Ce sixième sens, porté par l’amour, leur a plusieurs fois sauvé la vie.
Marie Lise Labonté, écrivaine
Cela se passait en novembre 1995. À l’époque mon mari était encore en vie, il était en voyage. J’étais seule dans notre maison, en République dominicaine, je venais de me coucher et j’ai senti une présence dans ma chambre et en même temps, une douleur aiguë au pancréas. C’est arrivé deux ou trois fois de suite. Mentalement j’accueillais à la fois la présence et cette douleur, qui me prouvait aussi que je n’hallucinais pas. Lorsque mon mari revint de voyage, il sentit également une présence dans la maison, à tel point qu’il me demanda si je n’avais pas eu une relation avec quelqu’un d’autre en son absence. Cela nous fit rire, mais nous restions intrigués.

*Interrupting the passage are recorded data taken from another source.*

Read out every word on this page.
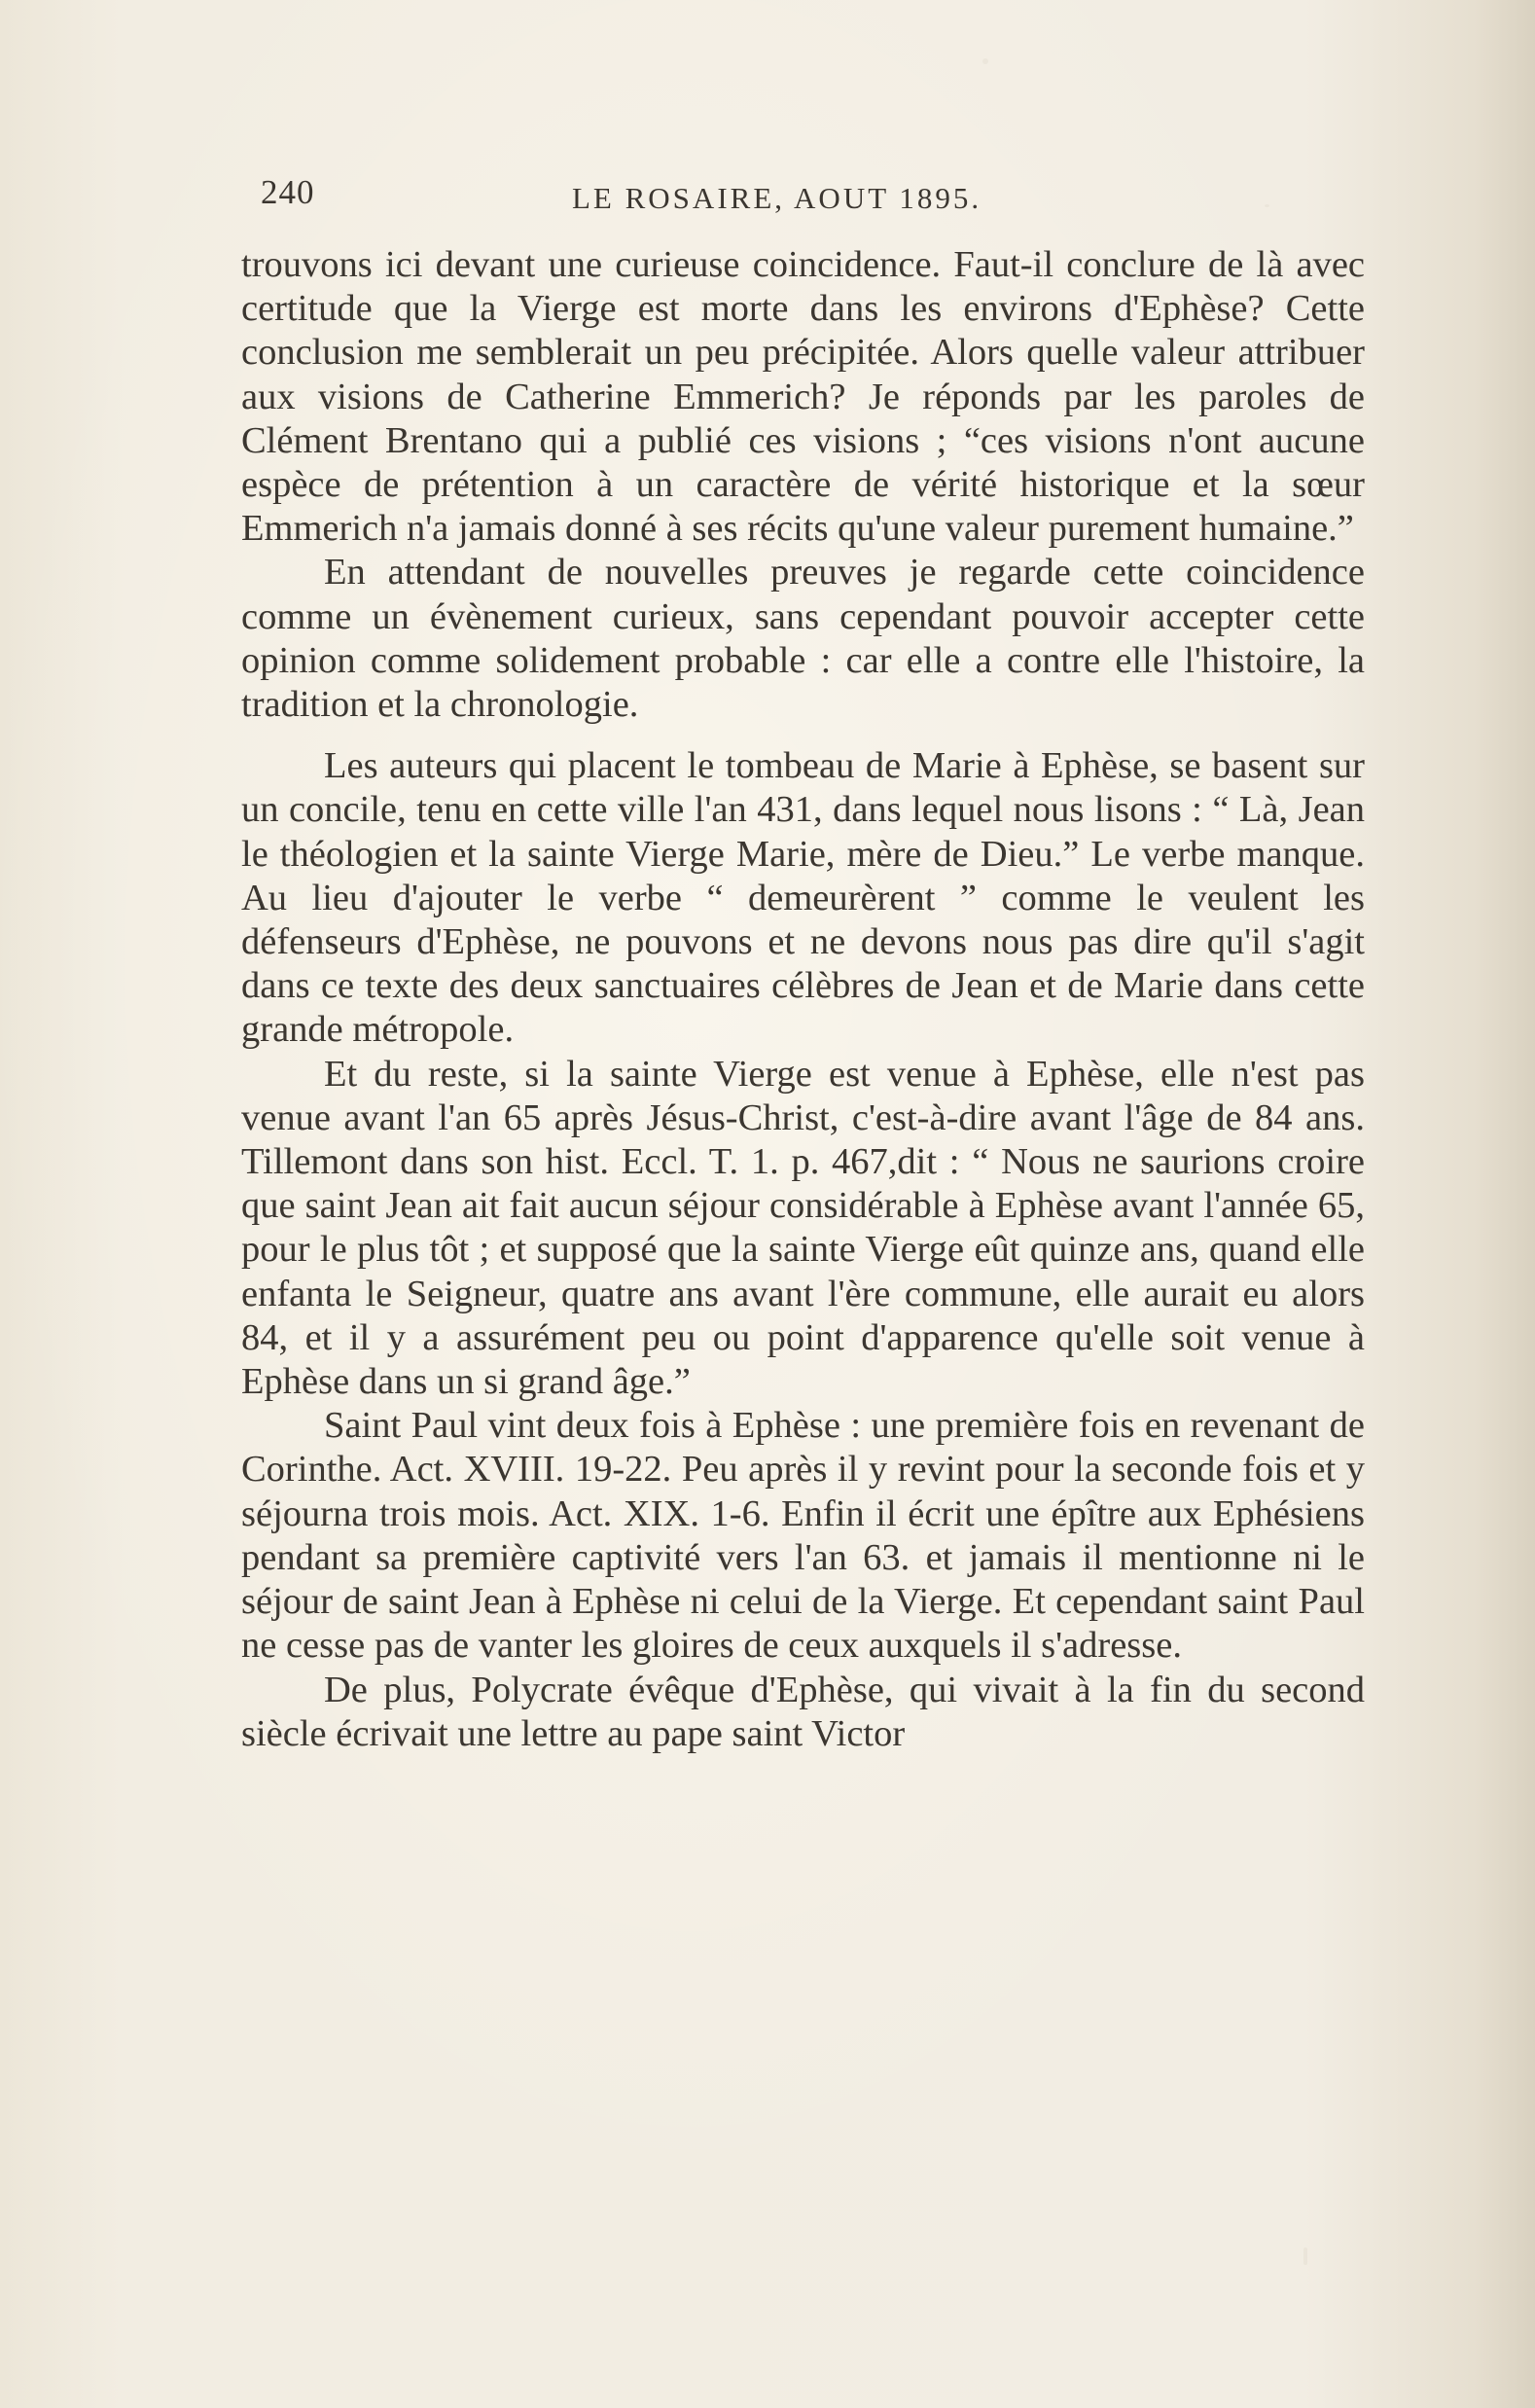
240	LE ROSAIRE, AOUT 1895.

trouvons ici devant une curieuse coincidence. Faut-il conclure de là avec certitude que la Vierge est morte dans les environs d'Ephèse? Cette conclusion me semblerait un peu précipitée. Alors quelle valeur attribuer aux visions de Catherine Emmerich? Je réponds par les paroles de Clément Brentano qui a publié ces visions ; “ces visions n'ont aucune espèce de prétention à un caractère de vérité historique et la sœur Emmerich n'a jamais donné à ses récits qu'une valeur purement humaine.”

En attendant de nouvelles preuves je regarde cette coincidence comme un évènement curieux, sans cependant pouvoir accepter cette opinion comme solidement probable : car elle a contre elle l'histoire, la tradition et la chronologie.

Les auteurs qui placent le tombeau de Marie à Ephèse, se basent sur un concile, tenu en cette ville l'an 431, dans lequel nous lisons : “ Là, Jean le théologien et la sainte Vierge Marie, mère de Dieu.” Le verbe manque. Au lieu d'ajouter le verbe “ demeurèrent ” comme le veulent les défenseurs d'Ephèse, ne pouvons et ne devons nous pas dire qu'il s'agit dans ce texte des deux sanctuaires célèbres de Jean et de Marie dans cette grande métropole.

Et du reste, si la sainte Vierge est venue à Ephèse, elle n'est pas venue avant l'an 65 après Jésus-Christ, c'est-à-dire avant l'âge de 84 ans. Tillemont dans son hist. Eccl. T. 1. p. 467,dit : “ Nous ne saurions croire que saint Jean ait fait aucun séjour considérable à Ephèse avant l'année 65, pour le plus tôt ; et supposé que la sainte Vierge eût quinze ans, quand elle enfanta le Seigneur, quatre ans avant l'ère commune, elle aurait eu alors 84, et il y a assurément peu ou point d'apparence qu'elle soit venue à Ephèse dans un si grand âge.”

Saint Paul vint deux fois à Ephèse : une première fois en revenant de Corinthe. Act. XVIII. 19-22. Peu après il y revint pour la seconde fois et y séjourna trois mois. Act. XIX. 1-6. Enfin il écrit une épître aux Ephésiens pendant sa première captivité vers l'an 63. et jamais il mentionne ni le séjour de saint Jean à Ephèse ni celui de la Vierge. Et cependant saint Paul ne cesse pas de vanter les gloires de ceux auxquels il s'adresse.

De plus, Polycrate évêque d'Ephèse, qui vivait à la fin du second siècle écrivait une lettre au pape saint Victor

Quelque temps plus tard, en décembre, une amie avec laquelle j’étais assez intime me parle d’un homme d’affaires, très connu au Texas, qui a complètement changé de vie et est en train d’écrire un livre. «
Il faut absolument que tu le rencontres », insiste-t-elle, évoquant entre nous une ressemblance énergétique. Au fil de nos conversations, d’une semaine à l’autre, elle ne cesse de le répéter. Je finis par lui demander des précisions : «
Il s’est guéri par un travail spirituel, me dit-elle,
il avait un cancer du pancréas. » Avant Noël, j’appelle donc Timothy au Texas depuis le Canada. Il décide de venir me voir en janvier en République dominicaine, et de passer une semaine avec mon mari et moi pour nous présenter le livre qu’il est en train d’écrire. C’est moi qui vais le chercher à l’aéroport. Il a des cheveux longs et blancs, il est d’un certain âge. Entre nous, c’est une reconnaissance, immédiate, une connexion d’âmes. Nous nous retrouvons tous les deux, pleurant dans le hall d’arrivée, alors que nous ne nous connaissons pas, ce qui est tout de même incongru ! Lorsque nous entamons la discussion, la ressemblance que nous ressentions au niveau profond se confirme. Nous nous rendons compte que les synchronicités de nos vies sont incroyables : nous avons guéri tous les deux d’une maladie auto-immune et nous avons un cheminement spirituel fondé sur notre expérience, au-delà de toute croyance sectaire ou religieuse. Tout se passe comme si, dans la voiture qui nous ramène à la maison, son taux vibratoire et le mien s’élevaient, jusqu’à créer une atmosphère d’une intensité extraordinaire. Mon mari a ressenti cela dès qu’il l’a vu et nous sommes devenus amis tous les trois. Nous sommes partis travailler ensemble en Europe, où je faisais une tournée, et tous les proches que nous rencontrions l’adoptaient, comme s’il avait toujours fait partie de la même famille spirituelle. J’ai avec cet homme une relation très forte, qui dure jusqu’à aujourd’hui.